The Ethical Spectacle, May 1995, http://www.spectacle.org

Senator Helms and Murder

In the U.S. Senate today is a man, Senator Jesse Helms of North Carolina, who should be called upon to answer the following question: "Senator, is murder an acceptable tactic in foreign policy?"

In a December 7, 1994 article profiling the Senator, the New York Times said:

For Mr. Helms, the devil lived down in Latin America during the 1980's. The Senator and his staff aimed to fight him. They became a crucible of American support for the far right wing: politicians linked to death squads in El Salvador; the Guatemalan military, which killed thousands of people suspected of ties to the left; Honduran military intelligence; the Argentine junta; and other violently authoritarian governments of the era.

According to the article, Senator Helms aided Roberto D'Aubuisson and his ARENA party, a Salvadorean politician in command of the death squads, by disclosing a secret CIA plan to support Jose Napoleon Duarte, D'Aubuisson's centrist opposition in an election. As a result, enraged D'Aubuisson supporters plotted to kill U.S. Ambassador Thomas Pickering. Mr. Helms sent a letter to these partisans that said:

Ambassador Pickering has been the leader of the death squads against democracy. Mr. Pickering has used his diplomatic capacity to strangle liberty during the night.

Senator Helms was censured by the Senate for conducting his own foreign policy. Luckily, Ambassador Pickering escaped murder.
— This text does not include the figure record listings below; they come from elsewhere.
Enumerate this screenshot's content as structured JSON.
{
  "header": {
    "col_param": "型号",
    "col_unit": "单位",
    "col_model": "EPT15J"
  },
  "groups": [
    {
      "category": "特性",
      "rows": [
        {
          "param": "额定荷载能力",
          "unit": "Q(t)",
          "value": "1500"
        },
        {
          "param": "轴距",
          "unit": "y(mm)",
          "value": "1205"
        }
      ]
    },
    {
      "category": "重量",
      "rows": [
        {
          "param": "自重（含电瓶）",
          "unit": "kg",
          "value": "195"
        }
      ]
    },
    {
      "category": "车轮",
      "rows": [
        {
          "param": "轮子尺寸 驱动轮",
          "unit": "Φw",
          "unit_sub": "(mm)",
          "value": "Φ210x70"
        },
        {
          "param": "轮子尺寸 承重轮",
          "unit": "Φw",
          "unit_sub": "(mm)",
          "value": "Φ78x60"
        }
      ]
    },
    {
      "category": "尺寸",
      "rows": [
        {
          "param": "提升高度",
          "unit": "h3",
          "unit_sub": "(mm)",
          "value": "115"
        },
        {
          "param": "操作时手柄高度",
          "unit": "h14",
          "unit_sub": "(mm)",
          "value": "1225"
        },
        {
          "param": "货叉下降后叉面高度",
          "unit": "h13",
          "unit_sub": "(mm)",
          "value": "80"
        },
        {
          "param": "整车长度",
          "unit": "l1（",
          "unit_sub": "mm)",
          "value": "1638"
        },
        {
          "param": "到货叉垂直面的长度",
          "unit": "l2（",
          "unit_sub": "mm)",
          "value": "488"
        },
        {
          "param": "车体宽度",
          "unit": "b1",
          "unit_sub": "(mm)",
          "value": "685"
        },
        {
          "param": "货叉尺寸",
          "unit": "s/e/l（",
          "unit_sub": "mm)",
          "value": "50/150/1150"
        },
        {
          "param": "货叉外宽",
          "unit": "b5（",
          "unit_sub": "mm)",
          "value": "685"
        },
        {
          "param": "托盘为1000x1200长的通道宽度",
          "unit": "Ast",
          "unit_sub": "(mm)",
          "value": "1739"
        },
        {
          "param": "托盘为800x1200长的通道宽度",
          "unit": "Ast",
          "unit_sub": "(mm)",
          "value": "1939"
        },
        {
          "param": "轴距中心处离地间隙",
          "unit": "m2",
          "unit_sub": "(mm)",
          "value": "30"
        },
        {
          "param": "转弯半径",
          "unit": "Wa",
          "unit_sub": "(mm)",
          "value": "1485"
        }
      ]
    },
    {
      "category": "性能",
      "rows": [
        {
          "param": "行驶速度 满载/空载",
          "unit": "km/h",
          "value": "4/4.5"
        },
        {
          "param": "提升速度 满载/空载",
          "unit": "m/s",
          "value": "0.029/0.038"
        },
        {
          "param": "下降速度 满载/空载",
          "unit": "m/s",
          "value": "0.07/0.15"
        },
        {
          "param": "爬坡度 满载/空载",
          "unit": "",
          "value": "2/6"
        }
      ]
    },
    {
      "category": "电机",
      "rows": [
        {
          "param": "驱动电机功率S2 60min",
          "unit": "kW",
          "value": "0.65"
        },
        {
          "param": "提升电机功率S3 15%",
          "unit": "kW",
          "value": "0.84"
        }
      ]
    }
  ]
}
If you don't remember, El Salvador is the country where death squads gunned down the Archbishop, raped and murdered three American nuns and a lay worker, and shot two visiting U.S. labor officials during the '80's; more recently, several priests, their housekeeper and her daughter were gunned down in their home. These are only the crimes that garnered international attention; they took place against a background of the constant torture and murder of anyone seen opposing the regime, including Catholic priests and human rights advocates. My source for the following is Phillip Berryman, Stubborn Hope: Religion, Politics and Revolution in Central America(New Press, 1994):

One priest reported seeing D'Aubuisson tell a rally that after winning they would have to "take care of this archbishop, these Jesuits, these other priests and especially these foreigners who are ruining the minds of our children. And if the gringos want to help the communists and cut military aid, we didn't need military aid in 1932. If we had to kill 30,000.....in 1932, we'll kill 250,000 today."

D'Aubuisson is said to have personally ordered the murder of Archbishop Romero in 1980, the day after he preached a sermon calling for an end to the killing.

D'Aubuisson is dead today, of cancer, leaving behind him the question why we have a man in public life in the U.S. who supported him to the extent of disclosing secret C.I.A. activity. If Senator Helms were asked the question, would he claim that D'Aubuisson was not a murderer? Or admit that he was, but claim that he, Helms, didn't know at the time? Or does Senator Helms, in his heart, believe that murder is a justifiable tactic in foreign affairs? And if so, why do we tolerate him?